Since April 2007, the Office for Standards in Education, Children’s Services and Skills (Ofsted) has been responsible for inspecting boarding in both independent and state schools. So important is the welfare of children that boarding inspections take place every three years, with reports published on the Ofsted website (www.ofsted.gov.uk). Inspections are organised according to the National Minimum Standards. These Standards, covering the range of welfare, health and policy issues appropriate for boarding schools, are used by Ofsted as the basis of what are now called welfare inspections in boarding schools.

Inspectors will talk to children and, increasingly, seek their views as primary consumers of the service offered by schools. Any concern raised by a child will be rigorously pursued, as will any suspicion of child abuse. Race and gender equality policies are carefully inspected and there is a clear expectation that schools educating pupils from overseas pay due regard to all the needs of those pupils, just as parents would wish.

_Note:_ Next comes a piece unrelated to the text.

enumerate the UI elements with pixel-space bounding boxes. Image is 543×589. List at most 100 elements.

All schools will have firm policies to deal effectively with bullying. Staff are scrupulous about taking action to deal with situations as they arise and before they become serious. Schools are accountable to pupils themselves, to parents who have entrusted them with their child, and to the inspectors who watch over their proceedings. With boarding staff increasingly availing themselves of the university-accredited training offered by the Boarding Schools’ Association, schools are safer, more secure and more aware of pupils’ needs than ever before.